Žena v rituálním životě současného reformního judaismu

Variantní název
Women in ritual life of contemporary reform Judaism
Zdrojový dokument: Religio. 2004, roč. 12, č. 2, s. [213]-227
Rozsah
[213]-227
  • ISSN
    1210-3640 (print)
    2336-4475 (online)
Type: Článek
Jazyk
česky
Licence: Neurčená licence
Abstrakt(y)
The position of women in Judaism has started to change in connection with the rise of the Reform movement at the beginning of the nineteenth century (Germany, England, USA). Reform Judaism has modified or completely abandoned many of the traditional Jewish beliefs, laws and practices in its effort to adapt Judaism to the changed social, political and cultural climate of the modern world. Reform Judaism considers itself to be in opposition to Orthodox Judaism and questions the binding force of the Biblical and Talmudic rituals, laws and customs. -- Within this new movement women have gradually gained access to the traditionally male-dominated spheres of scholarship and leadership in the communities. They have become equals in the area of religious decision-making and they have finally reached the ultimate symbol of the traditional male authority – the rabbinate. -- This study examines the notion of mitzvot in relation to the ways of arguing whether or not they are obligatory for women. The main part of the study looks at the changes made in the traditional liturgy (mehitzah, minyan), religious rituals (tallit, tzitzit), functions (rabbinate), and prayers and blessings (siddur), These last mentioned are especially illustrative of the changes as the Reform views on the equality of women are also reflected in prayer books.

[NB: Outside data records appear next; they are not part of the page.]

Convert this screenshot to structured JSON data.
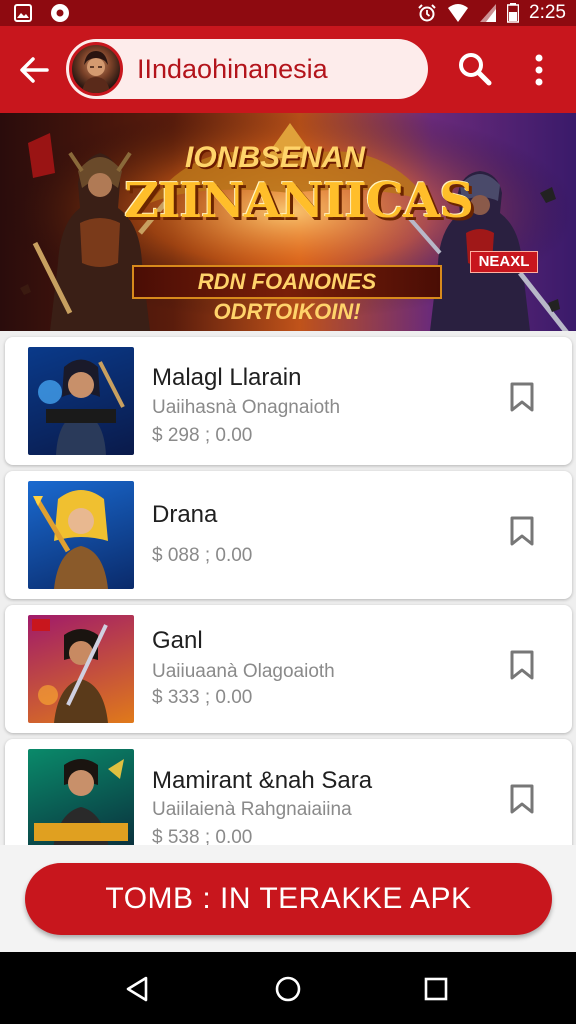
{
  "status": {
    "time": "2:25"
  },
  "app_bar": {
    "title": "IIndaohinanesia"
  },
  "banner": {
    "top_text": "IONBSENAN",
    "title": "ZIINANIICAS",
    "tagline": "RDN FOANONES ODRTOIKOIN!",
    "badge": "NEAXL"
  },
  "items": [
    {
      "title": "Malagl Llarain",
      "subtitle": "Uaiihasnà Onagnaioth",
      "price": "$ 298 ; 0.00"
    },
    {
      "title": "Drana",
      "subtitle": "",
      "price": "$ 088 ; 0.00"
    },
    {
      "title": "Ganl",
      "subtitle": "Uaiiuaanà Olagoaioth",
      "price": "$ 333 ; 0.00"
    },
    {
      "title": "Mamirant &nah Sara",
      "subtitle": "Uaiilaienà Rahgnaiaiina",
      "price": "$ 538 ; 0.00"
    }
  ],
  "install_button": "TOMB : IN TERAKKE APK",
  "colors": {
    "primary": "#c8161d",
    "status_bar": "#8e0a10",
    "pill": "#fdeceb"
  },
  "icons": [
    "back-arrow-icon",
    "search-icon",
    "more-vert-icon",
    "bookmark-icon",
    "nav-back-icon",
    "nav-home-icon",
    "nav-recents-icon"
  ]
}
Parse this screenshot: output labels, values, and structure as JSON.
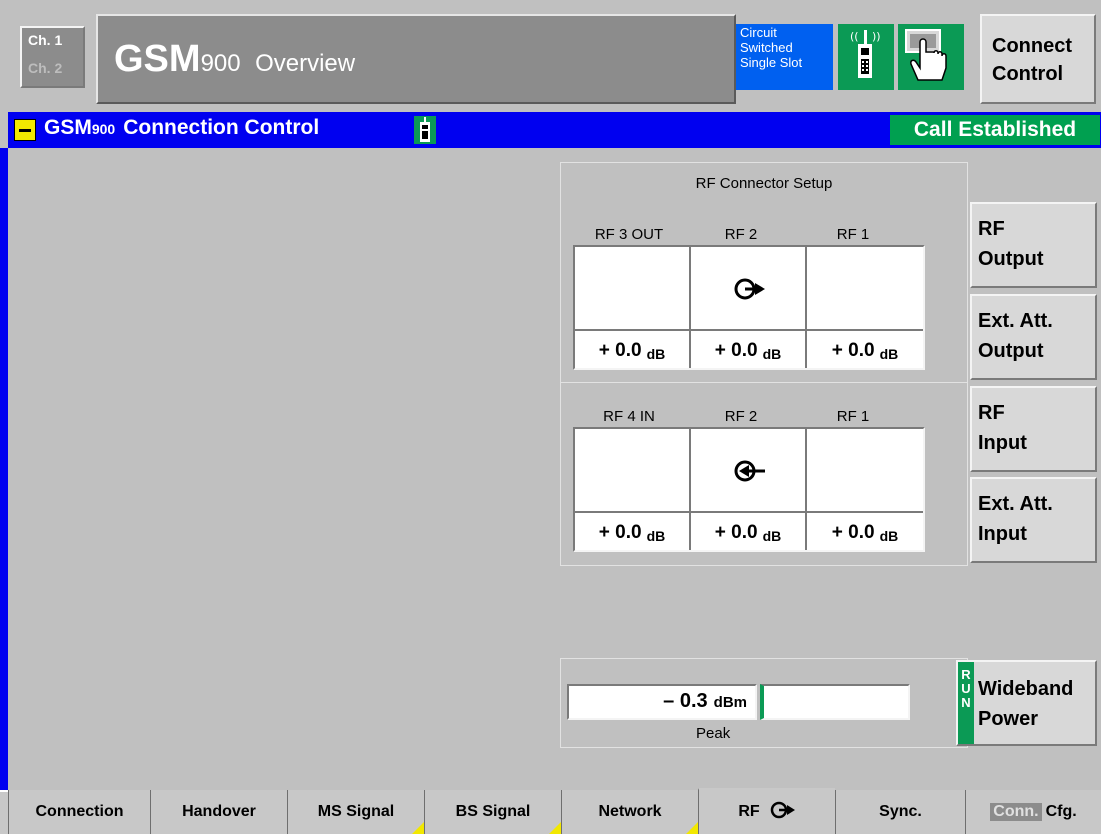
{
  "header": {
    "ch1": "Ch. 1",
    "ch2": "Ch. 2",
    "app_main": "GSM",
    "app_band": "900",
    "app_view": "Overview",
    "mode_line1": "Circuit",
    "mode_line2": "Switched",
    "mode_line3": "Single Slot",
    "connect_line1": "Connect",
    "connect_line2": "Control"
  },
  "title_bar": {
    "menu_icon": "minus-icon",
    "text_main": "GSM",
    "text_band": "900",
    "text_rest": "Connection Control",
    "status": "Call Established"
  },
  "rf_setup": {
    "title": "RF Connector Setup",
    "output": {
      "headers": [
        "RF 3 OUT",
        "RF 2",
        "RF 1"
      ],
      "values": [
        "+ 0.0",
        "+ 0.0",
        "+ 0.0"
      ],
      "unit": "dB",
      "active_connector_icon": "rf-output-connector-icon"
    },
    "input": {
      "headers": [
        "RF 4 IN",
        "RF 2",
        "RF 1"
      ],
      "values": [
        "+ 0.0",
        "+ 0.0",
        "+ 0.0"
      ],
      "unit": "dB",
      "active_connector_icon": "rf-input-connector-icon"
    }
  },
  "softkeys": {
    "rf_output": [
      "RF",
      "Output"
    ],
    "ext_att_output": [
      "Ext. Att.",
      "Output"
    ],
    "rf_input": [
      "RF",
      "Input"
    ],
    "ext_att_input": [
      "Ext. Att.",
      "Input"
    ],
    "wideband": [
      "Wideband",
      "Power"
    ],
    "run_letters": [
      "R",
      "U",
      "N"
    ]
  },
  "power": {
    "value": "– 0.3",
    "unit": "dBm",
    "label": "Peak",
    "second_value": ""
  },
  "tabs": [
    {
      "label": "Connection"
    },
    {
      "label": "Handover"
    },
    {
      "label": "MS Signal"
    },
    {
      "label": "BS Signal"
    },
    {
      "label": "Network"
    },
    {
      "label": "RF"
    },
    {
      "label": "Sync."
    },
    {
      "label_a": "Conn.",
      "label_b": "Cfg."
    }
  ],
  "colors": {
    "title_bar": "#0000f0",
    "status_green": "#00a050",
    "mode_blue": "#0060f0"
  }
}
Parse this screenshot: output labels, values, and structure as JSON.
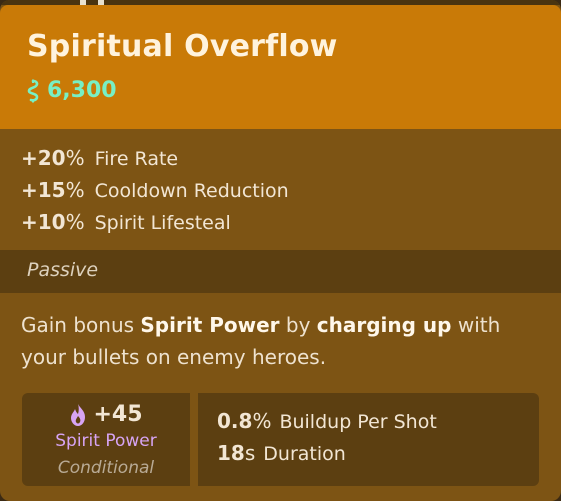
{
  "item": {
    "title": "Spiritual Overflow",
    "cost": "6,300",
    "cost_icon": "souls-icon",
    "cost_color": "#78f0c4",
    "header_color": "#c97a07"
  },
  "stats": [
    {
      "value": "+20",
      "unit": "%",
      "label": "Fire Rate"
    },
    {
      "value": "+15",
      "unit": "%",
      "label": "Cooldown Reduction"
    },
    {
      "value": "+10",
      "unit": "%",
      "label": "Spirit Lifesteal"
    }
  ],
  "passive": {
    "label": "Passive",
    "description": {
      "p1": "Gain bonus ",
      "b1": "Spirit Power",
      "p2": " by ",
      "b2": "charging up",
      "p3": " with your bullets on enemy heroes."
    },
    "spirit_power": {
      "icon": "spirit-flame-icon",
      "value": "+45",
      "name": "Spirit Power",
      "condition": "Conditional",
      "color": "#d7a4f4"
    },
    "properties": [
      {
        "value": "0.8",
        "unit": "%",
        "label": "Buildup Per Shot"
      },
      {
        "value": "18",
        "unit": "s",
        "label": "Duration"
      }
    ]
  }
}
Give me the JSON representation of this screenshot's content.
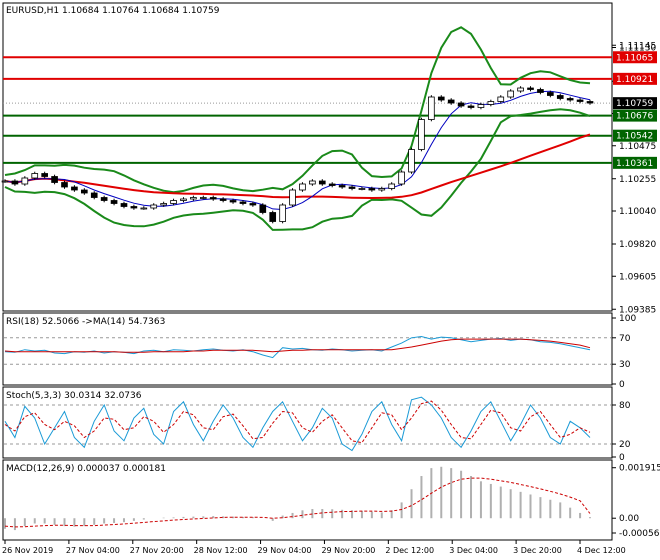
{
  "header": {
    "symbol_tf": "EURUSD,H1",
    "ohlc": "1.10684 1.10764 1.10684 1.10759"
  },
  "colors": {
    "level_line": "#e00000",
    "support_line": "#006400",
    "ma_slow": "#e00000",
    "ma_fast": "#0000c0",
    "bollinger": "#1a8a1a",
    "price_line": "#000000",
    "rsi": "#1a9ad6",
    "rsi_ma": "#cc0000",
    "stoch_main": "#1a9ad6",
    "stoch_signal": "#cc0000",
    "macd_hist": "#b0b0b0",
    "macd_signal": "#cc0000"
  },
  "chart_data": [
    {
      "type": "candlestick",
      "title": "EURUSD,H1",
      "ylim": [
        1.0938,
        1.1142
      ],
      "y_ticks": [
        "1.11145",
        "1.11130",
        "1.10905",
        "1.10690",
        "1.10475",
        "1.10255",
        "1.10040",
        "1.09820",
        "1.09605",
        "1.09385"
      ],
      "x_labels": [
        "26 Nov 2019",
        "27 Nov 04:00",
        "27 Nov 20:00",
        "28 Nov 12:00",
        "29 Nov 04:00",
        "29 Nov 20:00",
        "2 Dec 12:00",
        "3 Dec 04:00",
        "3 Dec 20:00",
        "4 Dec 12:00"
      ],
      "levels": [
        {
          "value": 1.11065,
          "label": "1.11065",
          "kind": "resistance"
        },
        {
          "value": 1.10921,
          "label": "1.10921",
          "kind": "resistance"
        },
        {
          "value": 1.10676,
          "label": "1.10676",
          "kind": "support"
        },
        {
          "value": 1.10542,
          "label": "1.10542",
          "kind": "support"
        },
        {
          "value": 1.10361,
          "label": "1.10361",
          "kind": "support"
        }
      ],
      "current_price": {
        "value": 1.10759,
        "label": "1.10759"
      },
      "series": [
        {
          "values": [
            1.1024,
            1.1022,
            1.1026,
            1.1029,
            1.1027,
            1.1023,
            1.102,
            1.1018,
            1.1016,
            1.1013,
            1.1011,
            1.1009,
            1.1007,
            1.1006,
            1.1006,
            1.1008,
            1.1009,
            1.1011,
            1.1012,
            1.1013,
            1.1013,
            1.1012,
            1.1011,
            1.101,
            1.1009,
            1.1008,
            1.1003,
            1.0997,
            1.1008,
            1.1018,
            1.1022,
            1.1024,
            1.1022,
            1.1021,
            1.102,
            1.1019,
            1.1019,
            1.1018,
            1.1019,
            1.1022,
            1.103,
            1.1045,
            1.1065,
            1.108,
            1.1078,
            1.1076,
            1.1074,
            1.1073,
            1.1075,
            1.1077,
            1.108,
            1.1084,
            1.1086,
            1.1085,
            1.1083,
            1.1081,
            1.1079,
            1.1078,
            1.1077,
            1.1076
          ]
        }
      ]
    },
    {
      "type": "line",
      "title": "RSI(18) 52.5066 ->MA(14) 54.7363",
      "ylim": [
        0,
        100
      ],
      "y_ticks": [
        "100",
        "70",
        "30",
        "0"
      ],
      "levels": [
        70,
        30
      ],
      "series": [
        {
          "values": [
            49,
            48,
            52,
            50,
            51,
            47,
            46,
            49,
            48,
            50,
            47,
            49,
            48,
            46,
            50,
            51,
            49,
            52,
            51,
            50,
            52,
            53,
            51,
            50,
            52,
            49,
            44,
            40,
            55,
            53,
            54,
            52,
            51,
            53,
            52,
            50,
            51,
            52,
            50,
            56,
            62,
            70,
            72,
            68,
            71,
            70,
            67,
            64,
            66,
            68,
            69,
            66,
            68,
            67,
            64,
            63,
            61,
            58,
            55,
            52
          ]
        },
        {
          "values": [
            50,
            49,
            49,
            49,
            49,
            49,
            49,
            49,
            49,
            49,
            49,
            49,
            48,
            48,
            48,
            49,
            49,
            49,
            49,
            50,
            50,
            51,
            51,
            51,
            51,
            51,
            50,
            49,
            50,
            51,
            51,
            52,
            52,
            52,
            52,
            52,
            52,
            52,
            52,
            52,
            54,
            56,
            59,
            62,
            65,
            67,
            68,
            68,
            68,
            68,
            68,
            68,
            68,
            67,
            66,
            65,
            63,
            61,
            59,
            55
          ]
        }
      ]
    },
    {
      "type": "line",
      "title": "Stoch(5,3,3) 30.0314 32.0736",
      "ylim": [
        0,
        100
      ],
      "y_ticks": [
        "80",
        "20",
        "0"
      ],
      "levels": [
        80,
        20
      ],
      "series": [
        {
          "values": [
            55,
            30,
            78,
            60,
            20,
            45,
            70,
            30,
            15,
            55,
            80,
            40,
            25,
            60,
            75,
            35,
            20,
            70,
            85,
            50,
            25,
            55,
            80,
            60,
            30,
            15,
            45,
            70,
            85,
            55,
            25,
            45,
            75,
            60,
            20,
            10,
            35,
            70,
            85,
            50,
            25,
            88,
            92,
            80,
            60,
            30,
            15,
            40,
            70,
            85,
            55,
            25,
            50,
            80,
            60,
            30,
            20,
            55,
            45,
            30
          ]
        },
        {
          "values": [
            50,
            40,
            62,
            68,
            50,
            42,
            55,
            48,
            30,
            40,
            60,
            58,
            42,
            45,
            62,
            55,
            38,
            50,
            70,
            65,
            45,
            42,
            62,
            66,
            48,
            28,
            30,
            52,
            70,
            68,
            45,
            38,
            55,
            65,
            45,
            25,
            22,
            45,
            68,
            65,
            42,
            60,
            82,
            86,
            72,
            50,
            30,
            28,
            50,
            72,
            68,
            45,
            40,
            62,
            70,
            50,
            30,
            35,
            45,
            38
          ]
        }
      ]
    },
    {
      "type": "bar",
      "title": "MACD(12,26,9) 0.000037 0.000181",
      "ylim": [
        -0.00075,
        0.00198
      ],
      "y_ticks": [
        "0.001915",
        "0.00",
        "-0.00056"
      ],
      "series": [
        {
          "values": [
            -0.0004,
            -0.00045,
            -0.0003,
            -0.0002,
            -0.0002,
            -0.00025,
            -0.0003,
            -0.00032,
            -0.0003,
            -0.00025,
            -0.0002,
            -0.00018,
            -0.00015,
            -0.0001,
            -5e-05,
            0.0,
            2e-05,
            3e-05,
            5e-05,
            6e-05,
            7e-05,
            8e-05,
            7e-05,
            6e-05,
            5e-05,
            4e-05,
            0.0,
            -0.0001,
            0.0001,
            0.0002,
            0.0003,
            0.00035,
            0.00035,
            0.00034,
            0.00032,
            0.0003,
            0.00028,
            0.00025,
            0.00022,
            0.0003,
            0.0006,
            0.0011,
            0.0016,
            0.0019,
            0.00195,
            0.0019,
            0.0018,
            0.0016,
            0.0014,
            0.0013,
            0.0012,
            0.0011,
            0.001,
            0.0009,
            0.0008,
            0.0007,
            0.0006,
            0.0004,
            0.0002,
            4e-05
          ]
        },
        {
          "values": [
            -0.0003,
            -0.00033,
            -0.00032,
            -0.0003,
            -0.00028,
            -0.00027,
            -0.00027,
            -0.00028,
            -0.00028,
            -0.00028,
            -0.00026,
            -0.00024,
            -0.00022,
            -0.00019,
            -0.00016,
            -0.00013,
            -0.0001,
            -7e-05,
            -5e-05,
            -3e-05,
            -1e-05,
            1e-05,
            3e-05,
            4e-05,
            4e-05,
            4e-05,
            3e-05,
            0.0,
            2e-05,
            6e-05,
            0.00011,
            0.00016,
            0.0002,
            0.00023,
            0.00025,
            0.00026,
            0.00027,
            0.00027,
            0.00026,
            0.00027,
            0.00033,
            0.00048,
            0.0007,
            0.00095,
            0.00118,
            0.00135,
            0.00148,
            0.00152,
            0.00152,
            0.00148,
            0.00142,
            0.00136,
            0.00128,
            0.0012,
            0.00111,
            0.00102,
            0.00092,
            0.0008,
            0.00066,
            0.00018
          ]
        }
      ]
    }
  ]
}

One of the most important features is the use of gender-neutral language found when speaking about humans but also about God, hitherto addressed in male terms such as Father. -- A special section is devoted to prayers and rituals newly created for and by women. In this respect, it is interesting to note that the originally abandoned rituals are coming back and new ones are being created to capture the unique female experience. This relatively new area of Jewish religious life has seen great boom with some of the rituals performed universally, others confined to individual communities.